12.______Jiang Jieshi’s (Chiang Kai-shek’s) pro-American forces, which lost the Chinese civil war to Mao Zedong’s (Mao Tse-tung’s) communists in 1949

13.______Key U.S. government memorandum that militarized American foreign policy and indicated national faith in the economy’s capacity to sustain large military expenditures

14.______U.S. House of Representatives committee that took the lead in investigating alleged procommunist agents such as Alger Hiss

15.______The dividing line between North and South Korea, across which the fighting between communists and United Nations forces ebbed and flowed during the Korean War

D. Matching People, Places, and Events

Match the person, place, or event in the left column with the proper description in the right column by inserting the correct letter on the blank line.

1.___Benjamin Spock
2.___Hermann Goering
3.___Joseph Stalin
4.___Julius and Ethel Rosenberg
5.___Jiang Jieshi (Chiang Kai-shek)
6.___George F. Kennan
7.___Mao Zedong (Mao Tse-tung)
8.___George C. Marshall
9.___J. Robert Oppenheimer
10.___Reinhold Niebuhr
11.___Richard Nixon
12.___Joseph McCarthy
13.___Henry A. Wallace
14.___Strom Thurmond
15.___Douglas MacArthur / a.Top Nazi official who committed suicide after being convicted in war-crimes trials
b.Physician who provided advice on child rearing to baby-boomers’ parents after World War II
c.Young California congressman whose investigation of Alger Hiss spurred fears of communist influence in America
d.Chinese Nationalist leader whose corrupt and ineffective government fell to communist rebels in 1949
e.Originator of a massive program for the economic relief and recovery of devastated Europe
f.American military commander in Korea fired by President Harry Truman
g.Former vice president of the United States whose 1948 campaign as a pro-Soviet liberal split the Democratic Party
h.Leading American theologian who advocated Christian realism and the use of force if necessary to maintain justice against Nazi or Stalinist evil
i.Wisconsin senator whose charges of communist infiltration of the U.S. government deepened the anti-red atmosphere of the early 1950s
j.Former scientific director of the Manhattan Project who joined Albert Einstein in opposing development of the hydrogen bomb
k.The tough leader whose violation of agreements in Eastern Europe and Germany helped launch the Cold War
l.Leader of the Chinese Communists whose revolutionary army seized power in China in 1949
m.Americans convicted and executed for spying and passing atomic secrets to the Soviet Union
n.Southern segregationist who led Dixiecrat presidential campaign against Truman in 1948
o.Brilliant U.S. specialist on the Soviet Union and originator of the theory that U.S. policy should be to contain the Soviet Union

Applying what you Learned:

  1. Why did the American economy soar from 1950 to 1970? How did this new, widely distributed affluence alter the American way of life?
  1. Explain the steps that led to the long-term involvement of the United States in major overseas military commitments and expenditures, including NATO and the Korean War.

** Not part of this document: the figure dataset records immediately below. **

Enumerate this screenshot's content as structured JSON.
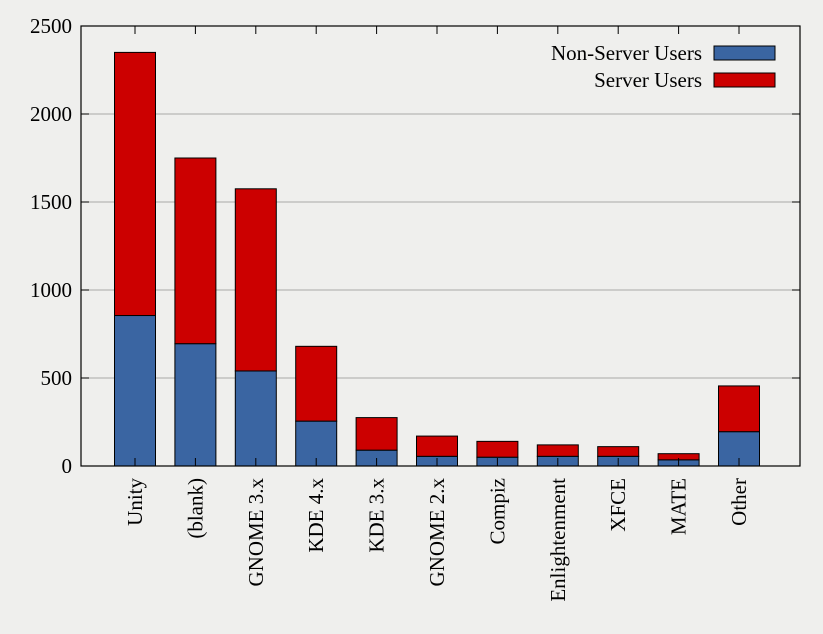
{
  "chart_data": {
    "type": "bar",
    "stacked": true,
    "categories": [
      "Unity",
      "(blank)",
      "GNOME 3.x",
      "KDE 4.x",
      "KDE 3.x",
      "GNOME 2.x",
      "Compiz",
      "Enlightenment",
      "XFCE",
      "MATE",
      "Other"
    ],
    "series": [
      {
        "name": "Non-Server Users",
        "color": "#3a65a2",
        "values": [
          855,
          695,
          540,
          255,
          90,
          55,
          50,
          55,
          55,
          35,
          195
        ]
      },
      {
        "name": "Server Users",
        "color": "#cc0000",
        "values": [
          1495,
          1055,
          1035,
          425,
          185,
          115,
          90,
          65,
          55,
          35,
          260
        ]
      }
    ],
    "ylim": [
      0,
      2500
    ],
    "yticks": [
      0,
      500,
      1000,
      1500,
      2000,
      2500
    ],
    "grid": true,
    "legend_position": "top-right",
    "title": "",
    "xlabel": "",
    "ylabel": ""
  }
}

How did expanding military power and the Cold War affect American society and its ideas?
  1. Discuss President Harry Truman’s role as a leader in both international and domestic affairs from 1945 to 1952. Does Truman deserve to be considered a great president? Why or why not?
  1. Why did World War II—unlike World War I—lead to a permanent end to American isolationism (see Chapter 30)?
  1. Compared to the total victory and unconditional surrender of World War II, the Korean War led to a frustrating stalemate and armed hostile peace. What made Korea a different sort of war? Why was MacArthur’s claim that “there is no substitute for victory” problematic in the case of Korea?